Engine oil consumption is one of the primary interests for the automotive industry in controlling emissions and reducing service cost. Due to a lack of understanding of the mechanisms and flow patterns of oil transport along the piston, reducing oil consumption from the ring pack of internal combustion engines has been extremely challenging for engine manufacturers and suppliers. In work prior to this study (see Part I [1]), individual oil transport processes such as oil flows on the piston lands in both axial and circumferential directions, oil flows through the ring grooves and gaps and oil flows between the piston and the liner have been identified and characterized. One of the major difficulties remaining for oil transport analysis was the lack of description of how the oil transport mechanisms previously investigated affect, through the multitude of flow paths, the oil balance in the various sub-regions and the net oil flow toward the combustion chamber.

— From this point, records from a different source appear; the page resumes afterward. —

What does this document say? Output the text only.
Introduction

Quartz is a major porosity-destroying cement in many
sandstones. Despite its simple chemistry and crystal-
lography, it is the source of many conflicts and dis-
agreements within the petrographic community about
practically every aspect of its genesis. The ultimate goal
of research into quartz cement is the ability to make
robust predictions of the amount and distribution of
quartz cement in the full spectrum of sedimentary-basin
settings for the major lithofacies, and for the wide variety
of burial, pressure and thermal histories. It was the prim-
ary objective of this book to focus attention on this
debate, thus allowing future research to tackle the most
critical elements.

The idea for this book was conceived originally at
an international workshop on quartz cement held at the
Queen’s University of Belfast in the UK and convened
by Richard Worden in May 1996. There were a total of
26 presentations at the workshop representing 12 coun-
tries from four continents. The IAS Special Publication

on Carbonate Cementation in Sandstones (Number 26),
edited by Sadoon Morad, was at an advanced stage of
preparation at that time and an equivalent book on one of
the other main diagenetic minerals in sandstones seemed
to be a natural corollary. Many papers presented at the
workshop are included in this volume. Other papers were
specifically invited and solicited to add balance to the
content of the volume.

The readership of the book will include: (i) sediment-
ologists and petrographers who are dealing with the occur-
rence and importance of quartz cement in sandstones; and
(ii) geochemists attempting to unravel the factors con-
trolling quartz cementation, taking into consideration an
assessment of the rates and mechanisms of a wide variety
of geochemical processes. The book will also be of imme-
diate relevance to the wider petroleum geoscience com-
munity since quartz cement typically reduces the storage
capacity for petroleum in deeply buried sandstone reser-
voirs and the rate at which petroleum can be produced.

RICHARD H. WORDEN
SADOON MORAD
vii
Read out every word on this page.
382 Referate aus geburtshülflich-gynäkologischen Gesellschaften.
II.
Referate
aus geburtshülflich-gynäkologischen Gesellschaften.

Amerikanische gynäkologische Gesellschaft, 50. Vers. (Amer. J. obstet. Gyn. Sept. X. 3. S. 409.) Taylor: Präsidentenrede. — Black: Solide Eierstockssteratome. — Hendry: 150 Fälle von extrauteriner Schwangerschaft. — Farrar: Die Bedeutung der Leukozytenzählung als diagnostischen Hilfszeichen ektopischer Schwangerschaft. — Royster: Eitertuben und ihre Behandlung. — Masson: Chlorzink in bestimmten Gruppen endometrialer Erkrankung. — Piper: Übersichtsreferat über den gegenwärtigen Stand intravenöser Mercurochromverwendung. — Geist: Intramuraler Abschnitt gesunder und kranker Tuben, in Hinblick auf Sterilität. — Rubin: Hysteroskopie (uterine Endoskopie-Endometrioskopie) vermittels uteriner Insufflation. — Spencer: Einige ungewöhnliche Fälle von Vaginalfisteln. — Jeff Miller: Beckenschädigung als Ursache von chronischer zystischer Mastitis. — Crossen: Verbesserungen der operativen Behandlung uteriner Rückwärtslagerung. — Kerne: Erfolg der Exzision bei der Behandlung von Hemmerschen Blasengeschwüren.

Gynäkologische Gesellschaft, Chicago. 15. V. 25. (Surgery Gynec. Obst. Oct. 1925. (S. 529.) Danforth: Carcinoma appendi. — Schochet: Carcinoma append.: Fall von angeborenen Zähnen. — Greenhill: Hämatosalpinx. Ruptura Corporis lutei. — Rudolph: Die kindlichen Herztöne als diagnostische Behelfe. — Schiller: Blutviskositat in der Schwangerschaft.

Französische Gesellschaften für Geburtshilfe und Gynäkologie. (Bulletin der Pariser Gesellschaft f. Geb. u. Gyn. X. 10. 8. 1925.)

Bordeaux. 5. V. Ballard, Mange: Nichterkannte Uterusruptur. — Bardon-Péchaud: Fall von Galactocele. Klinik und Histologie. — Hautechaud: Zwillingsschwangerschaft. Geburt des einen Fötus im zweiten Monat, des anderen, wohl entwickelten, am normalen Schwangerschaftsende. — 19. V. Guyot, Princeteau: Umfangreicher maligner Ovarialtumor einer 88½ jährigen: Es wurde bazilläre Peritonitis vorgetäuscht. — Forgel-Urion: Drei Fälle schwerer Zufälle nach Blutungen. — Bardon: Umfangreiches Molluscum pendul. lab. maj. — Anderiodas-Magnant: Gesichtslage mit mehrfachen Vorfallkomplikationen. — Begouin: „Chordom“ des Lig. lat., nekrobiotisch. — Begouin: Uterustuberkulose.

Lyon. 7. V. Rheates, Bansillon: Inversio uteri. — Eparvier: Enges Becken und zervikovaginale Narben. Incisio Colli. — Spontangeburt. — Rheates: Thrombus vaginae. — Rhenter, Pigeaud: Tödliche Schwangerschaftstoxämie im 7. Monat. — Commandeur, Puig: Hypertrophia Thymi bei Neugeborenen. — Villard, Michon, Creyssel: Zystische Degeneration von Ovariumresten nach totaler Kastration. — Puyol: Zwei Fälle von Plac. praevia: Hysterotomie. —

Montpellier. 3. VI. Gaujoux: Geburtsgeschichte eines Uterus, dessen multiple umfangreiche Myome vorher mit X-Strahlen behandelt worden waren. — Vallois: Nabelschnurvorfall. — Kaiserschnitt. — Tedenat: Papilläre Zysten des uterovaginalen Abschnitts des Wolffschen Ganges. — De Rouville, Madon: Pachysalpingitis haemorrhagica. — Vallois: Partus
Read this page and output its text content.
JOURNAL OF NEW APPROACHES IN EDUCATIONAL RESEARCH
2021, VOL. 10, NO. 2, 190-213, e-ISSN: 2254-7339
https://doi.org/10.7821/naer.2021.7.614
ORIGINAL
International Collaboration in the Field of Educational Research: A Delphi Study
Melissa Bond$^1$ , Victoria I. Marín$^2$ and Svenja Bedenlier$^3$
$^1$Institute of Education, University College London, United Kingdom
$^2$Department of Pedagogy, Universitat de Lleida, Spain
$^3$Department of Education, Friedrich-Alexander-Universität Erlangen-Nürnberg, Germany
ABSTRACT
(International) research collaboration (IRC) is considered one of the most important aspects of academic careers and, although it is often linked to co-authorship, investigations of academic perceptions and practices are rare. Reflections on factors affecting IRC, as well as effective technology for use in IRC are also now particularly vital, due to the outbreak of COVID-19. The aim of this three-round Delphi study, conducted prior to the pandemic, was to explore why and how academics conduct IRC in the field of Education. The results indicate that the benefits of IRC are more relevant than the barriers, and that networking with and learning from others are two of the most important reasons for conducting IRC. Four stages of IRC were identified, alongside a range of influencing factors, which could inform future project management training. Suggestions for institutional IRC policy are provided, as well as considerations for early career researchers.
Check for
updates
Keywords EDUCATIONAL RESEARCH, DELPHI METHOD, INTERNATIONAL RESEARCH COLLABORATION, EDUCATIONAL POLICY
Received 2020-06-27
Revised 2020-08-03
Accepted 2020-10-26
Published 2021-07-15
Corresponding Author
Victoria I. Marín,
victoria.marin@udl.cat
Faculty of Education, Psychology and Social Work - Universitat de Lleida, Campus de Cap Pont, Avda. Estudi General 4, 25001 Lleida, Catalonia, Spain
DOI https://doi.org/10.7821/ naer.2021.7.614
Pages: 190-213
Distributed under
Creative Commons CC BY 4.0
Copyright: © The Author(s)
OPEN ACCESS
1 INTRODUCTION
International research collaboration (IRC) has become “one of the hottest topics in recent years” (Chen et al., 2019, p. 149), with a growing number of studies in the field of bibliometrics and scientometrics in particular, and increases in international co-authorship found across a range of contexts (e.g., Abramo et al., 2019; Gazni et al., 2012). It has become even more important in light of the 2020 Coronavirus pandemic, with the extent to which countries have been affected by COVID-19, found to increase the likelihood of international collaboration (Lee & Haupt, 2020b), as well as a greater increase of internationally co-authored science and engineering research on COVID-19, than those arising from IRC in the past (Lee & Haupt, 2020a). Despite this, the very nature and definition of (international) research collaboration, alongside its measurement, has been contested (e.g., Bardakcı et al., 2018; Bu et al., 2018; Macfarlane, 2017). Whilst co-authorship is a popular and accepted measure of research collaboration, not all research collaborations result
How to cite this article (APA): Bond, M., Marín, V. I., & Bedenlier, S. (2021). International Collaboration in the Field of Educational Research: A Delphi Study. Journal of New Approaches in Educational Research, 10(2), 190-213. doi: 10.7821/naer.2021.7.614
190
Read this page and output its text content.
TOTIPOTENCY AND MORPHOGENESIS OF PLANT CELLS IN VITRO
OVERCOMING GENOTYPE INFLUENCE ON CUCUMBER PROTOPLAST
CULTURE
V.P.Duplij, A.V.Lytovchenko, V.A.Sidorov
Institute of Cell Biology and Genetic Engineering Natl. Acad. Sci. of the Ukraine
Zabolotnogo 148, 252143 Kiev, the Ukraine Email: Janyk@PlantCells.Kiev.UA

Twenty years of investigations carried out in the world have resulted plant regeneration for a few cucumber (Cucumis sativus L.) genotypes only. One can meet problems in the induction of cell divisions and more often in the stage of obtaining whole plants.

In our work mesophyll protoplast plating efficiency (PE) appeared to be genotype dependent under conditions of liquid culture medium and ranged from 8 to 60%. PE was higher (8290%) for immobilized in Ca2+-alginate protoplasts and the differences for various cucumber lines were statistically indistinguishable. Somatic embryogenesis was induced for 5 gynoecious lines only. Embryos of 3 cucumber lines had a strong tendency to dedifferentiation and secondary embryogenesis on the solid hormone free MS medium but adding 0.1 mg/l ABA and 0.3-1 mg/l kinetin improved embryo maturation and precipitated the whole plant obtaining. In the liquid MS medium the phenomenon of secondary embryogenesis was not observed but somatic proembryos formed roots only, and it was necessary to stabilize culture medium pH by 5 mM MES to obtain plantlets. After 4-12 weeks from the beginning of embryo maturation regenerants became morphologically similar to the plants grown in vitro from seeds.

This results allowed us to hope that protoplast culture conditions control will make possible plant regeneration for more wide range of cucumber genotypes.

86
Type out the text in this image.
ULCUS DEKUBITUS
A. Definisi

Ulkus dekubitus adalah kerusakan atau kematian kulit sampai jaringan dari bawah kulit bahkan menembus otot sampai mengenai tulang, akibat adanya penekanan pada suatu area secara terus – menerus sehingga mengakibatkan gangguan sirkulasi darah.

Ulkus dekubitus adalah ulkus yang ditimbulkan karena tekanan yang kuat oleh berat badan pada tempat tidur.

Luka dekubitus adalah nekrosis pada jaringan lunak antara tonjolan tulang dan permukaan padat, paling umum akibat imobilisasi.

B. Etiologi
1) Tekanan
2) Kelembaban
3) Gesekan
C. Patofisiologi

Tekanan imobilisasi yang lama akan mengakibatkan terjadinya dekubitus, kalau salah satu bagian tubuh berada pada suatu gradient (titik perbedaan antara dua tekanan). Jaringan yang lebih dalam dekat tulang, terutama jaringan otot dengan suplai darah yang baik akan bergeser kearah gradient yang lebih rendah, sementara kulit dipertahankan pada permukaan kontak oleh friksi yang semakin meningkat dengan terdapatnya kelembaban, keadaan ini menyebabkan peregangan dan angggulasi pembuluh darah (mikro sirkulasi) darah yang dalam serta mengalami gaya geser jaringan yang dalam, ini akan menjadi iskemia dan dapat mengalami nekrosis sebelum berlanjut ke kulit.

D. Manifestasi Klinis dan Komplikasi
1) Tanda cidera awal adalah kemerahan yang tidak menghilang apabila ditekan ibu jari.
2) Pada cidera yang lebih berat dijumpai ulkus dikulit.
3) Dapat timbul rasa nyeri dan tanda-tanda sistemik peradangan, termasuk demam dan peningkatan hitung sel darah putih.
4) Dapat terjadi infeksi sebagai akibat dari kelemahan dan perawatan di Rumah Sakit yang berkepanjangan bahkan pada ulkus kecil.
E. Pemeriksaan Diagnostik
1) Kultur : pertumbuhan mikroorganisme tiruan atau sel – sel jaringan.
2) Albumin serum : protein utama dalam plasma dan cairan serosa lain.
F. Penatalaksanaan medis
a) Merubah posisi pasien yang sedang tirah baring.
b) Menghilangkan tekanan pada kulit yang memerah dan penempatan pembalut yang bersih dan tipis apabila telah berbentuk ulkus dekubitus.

In this work, in order to have a comprehensive description of the routes of oil transport through the entire piston ring pack, a unique two-dimensional Laser-Induced Fluorescence (LIF) visualization system was used to examine the oil flow patterns in the upper piston region under a wide range of engine operating conditions. All major flow paths and mechanisms of oil transport along the piston were integrated into a macro oil transport model. It appeared that the rate at which oil is lost to the combustion chamber is mostly determined by the competing oil transport processes occurring on the piston lands. While the inertia force carries oil across the lands and through the ring grooves toward the top of the piston, the dragging action of the blow-by gases removes oil from the piston lands and recycles it to the crankcase. Additionally, dividing the ring pack in three zones, oil transport processes were analyzed region by region, emphasizing the effect of ring designs and engine operating conditions on the control of the oil supply to the most critical areas, namely, the top ring groove and the crown land. Eventually, the region by region analysis showed that there are three main locations where the rate of oil transport to the combustion chamber can be controlled:

1. 1
   The oil control ring which determines the oil supply to the third land and the part of the liner located between the scraper ring and the OCR (Oil Control Ring).
2. 2
   The second ring and its groove where the rate of oil transport from the third to second land can be controlled by detailed geometrical features and/or second ring flutter.
3. 3
   The second land where the balance between the oil supply and the gas-driven oil removal determines the total amount of oil accumulated on the second land and thus the rate of oil supply to the top ring groove.